With the EQ model, you actually have some basis to compare the results of these different decisions:
I’ve lumped all emotions together into variety, depth and quality, to simplify the diagram, but you can see how each would be filled with different emotions. World travel might create excitement, business could create challenge and satisfaction, personal relationships might create love.
Looking at this model you can get a rough prediction of how each will affect your happiness over different periods of time. Definitely a useful tool if you are trying to make big decisions.
Beyond Decisions – Using EQ for Synergy
The real place this model works, isn’t when you’re trying to compare options, but trying to create them. Using EQ means you get to examine how a decision will impact happiness at different times so you can create a better option.
Let’s say you have a long range goal to earn more money. Now you want to use the EQ model to figure out the best way to reach that goal. Obviously the best solution would be the one where all three components of happiness are maximized for the entire duration.
I recently used a similar process to this when making some decisions about how to create a sustainable income off this website. The problem wasn’t that I had too few options, but too many potential ones.
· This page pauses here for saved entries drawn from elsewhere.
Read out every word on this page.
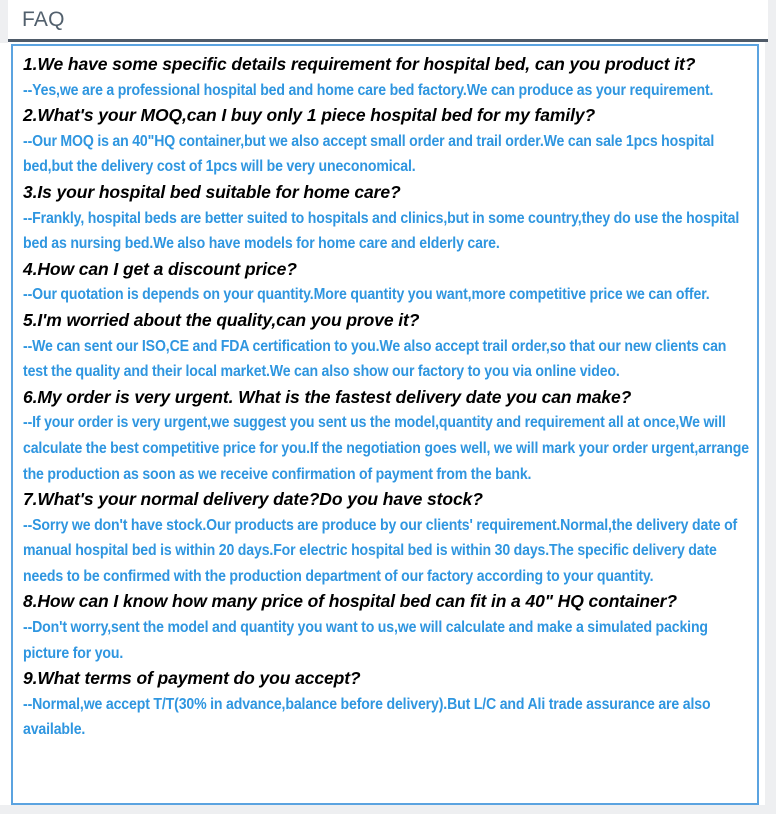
FAQ
1.We have some specific details requirement for hospital bed, can you product it?
--Yes,we are a professional hospital bed and home care bed factory.We can produce as your requirement.
2.What's your MOQ,can I buy only 1 piece hospital bed for my family?
--Our MOQ is an 40"HQ container,but we also accept small order and trail order.We can sale 1pcs hospital bed,but the delivery cost of 1pcs will be very uneconomical.
3.Is your hospital bed suitable for home care?
--Frankly, hospital beds are better suited to hospitals and clinics,but in some country,they do use the hospital bed as nursing bed.We also have models for home care and elderly care.
4.How can I get a discount price?
--Our quotation is depends on your quantity.More quantity you want,more competitive price we can offer.
5.I'm worried about the quality,can you prove it?
--We can sent our ISO,CE and FDA certification to you.We also accept trail order,so that our new clients can test the quality and their local market.We can also show our factory to you via online video.
6.My order is very urgent. What is the fastest delivery date you can make?
--If your order is very urgent,we suggest you sent us the model,quantity and requirement all at once,We will calculate the best competitive price for you.If the negotiation goes well, we will mark your order urgent,arrange the production as soon as we receive confirmation of payment from the bank.
7.What's your normal delivery date?Do you have stock?
--Sorry we don't have stock.Our products are produce by our clients' requirement.Normal,the delivery date of manual hospital bed is within 20 days.For electric hospital bed is within 30 days.The specific delivery date needs to be confirmed with the production department of our factory according to your quantity.
8.How can I know how many price of hospital bed can fit in a 40" HQ container?
--Don't worry,sent the model and quantity you want to us,we will calculate and make a simulated packing picture for you.
9.What terms of payment do you accept?
--Normal,we accept T/T(30% in advance,balance before delivery).But L/C and Ali trade assurance are also available.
I could write lots of posts and network with other bloggers to try to become an A-Lister, I could look into workshops/speaking gigs, I could work on products or another completely different approach.
Although all of these could work, some of my estimates suggested that working on products as a major focus would probably be the best decision in terms of EQ. More importantly, I decided that starting with smaller products before moving to larger ones would make the most sense for EQ.
Decision making is just one of many ways you can use the EQ model. I still recommend, as Steve Pavlina calls it, the, “Ready, Fire, Aim” approach to making decisions. Just as you won’t know what works best for external success, it takes experimentation to figure out what will work for EQ. The point is simply to give you a first estimate you can then make adjustments from.
I’ll probably cover more on EQ later, but I don’t want to hijack this blog too long with one topic. What are your thoughts on using emotional quality to guide decisions?